AMCP
- Abbreviation: AMCP
- Formation: 1988
- Type: Professional Association
- Headquarters: Alexandria, VA
- Region served: United States
- Fields: Pharmacy
- Membership: About 8,000
- President: Carly F. Rodriguez, PharmD, FAMCP
- Website: www.amcp.org

= Academy of Managed Care Pharmacy =

AMCP (Academy of Managed Care Pharmacy) is a professional organization representing the interests of pharmacists who practice in managed care settings.
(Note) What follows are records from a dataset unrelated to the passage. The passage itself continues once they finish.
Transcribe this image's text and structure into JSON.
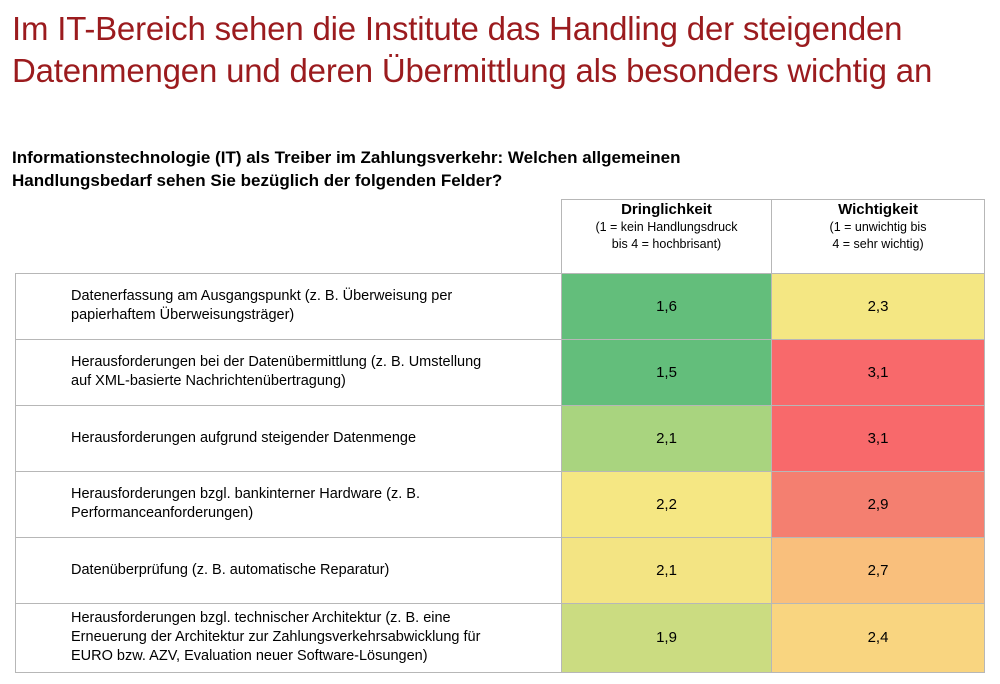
{
  "headline": {
    "line1": "Im IT-Bereich sehen die Institute das Handling der steigenden",
    "line2": "Datenmengen und deren Übermittlung als besonders wichtig an"
  },
  "question": {
    "line1": "Informationstechnologie (IT) als Treiber im Zahlungsverkehr: Welchen allgemeinen",
    "line2": "Handlungsbedarf sehen Sie bezüglich der folgenden Felder?"
  },
  "columns": [
    {
      "title": "Dringlichkeit",
      "sub1": "(1 = kein Handlungsdruck",
      "sub2": "bis 4 = hochbrisant)"
    },
    {
      "title": "Wichtigkeit",
      "sub1": "(1 = unwichtig bis",
      "sub2": "4 = sehr wichtig)"
    }
  ],
  "chart_data": {
    "type": "table",
    "title": "Im IT-Bereich sehen die Institute das Handling der steigenden Datenmengen und deren Übermittlung als besonders wichtig an",
    "columns": [
      "Dringlichkeit",
      "Wichtigkeit"
    ],
    "rows": [
      {
        "label_lines": [
          "Datenerfassung am Ausgangspunkt (z. B. Überweisung per",
          "papierhaftem Überweisungsträger)"
        ],
        "dringlichkeit": "1,6",
        "wichtigkeit": "2,3",
        "color_dringlichkeit": "#63be7b",
        "color_wichtigkeit": "#f4e783"
      },
      {
        "label_lines": [
          "Herausforderungen bei der Datenübermittlung (z. B. Umstellung",
          "auf XML-basierte Nachrichtenübertragung)"
        ],
        "dringlichkeit": "1,5",
        "wichtigkeit": "3,1",
        "color_dringlichkeit": "#63be7b",
        "color_wichtigkeit": "#f8696b"
      },
      {
        "label_lines": [
          "Herausforderungen aufgrund steigender Datenmenge"
        ],
        "dringlichkeit": "2,1",
        "wichtigkeit": "3,1",
        "color_dringlichkeit": "#a9d47f",
        "color_wichtigkeit": "#f8696b"
      },
      {
        "label_lines": [
          "Herausforderungen bzgl. bankinterner Hardware (z. B.",
          "Performanceanforderungen)"
        ],
        "dringlichkeit": "2,2",
        "wichtigkeit": "2,9",
        "color_dringlichkeit": "#f5e783",
        "color_wichtigkeit": "#f47f70"
      },
      {
        "label_lines": [
          "Datenüberprüfung (z. B. automatische Reparatur)"
        ],
        "dringlichkeit": "2,1",
        "wichtigkeit": "2,7",
        "color_dringlichkeit": "#f3e483",
        "color_wichtigkeit": "#f9bf7c"
      },
      {
        "label_lines": [
          "Herausforderungen bzgl. technischer Architektur (z. B. eine",
          "Erneuerung der Architektur zur Zahlungsverkehrsabwicklung für",
          "EURO bzw. AZV, Evaluation neuer Software-Lösungen)"
        ],
        "dringlichkeit": "1,9",
        "wichtigkeit": "2,4",
        "color_dringlichkeit": "#cbdc81",
        "color_wichtigkeit": "#f9d580"
      }
    ]
  }
}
It publishes the Journal of Managed Care & Specialty Pharmacy.

AMCP is a member organization of the Alliance for a Stronger FDA.

== History ==
AMCP participated as a member of the COVID-19 Vaccine Education and Equity Project, launched in December 2020 under the leadership of the Alliance for Aging Research, HealthyWomen and the National Caucus and Center on Black Aging.

In early 2021, AMCP received a $5,000 grant from Pfizer for a project titled “Emerging Patterns in the Adoption of New-to-Market Oncology Biosimilars.”

AMCP led the 2022 grassroots effort to pass the Preapproval Information Exchange (PIE) Act of 2022 (H.R. 9297), which codified Food & Drug Administration (FDA) guidance related to communications between pharmaceutical manufacturers and health payers, such as insurance plans and pharmacy benefit managers, regarding pipeline drug therapies. AMCP originally developed the concept of "preapproval information exchange" in 2016. The PIE Act was passed by the United States Congress on December 23, 2022, as part of the 2022 omnibus spending bill and was signed into law on December 29, 2022.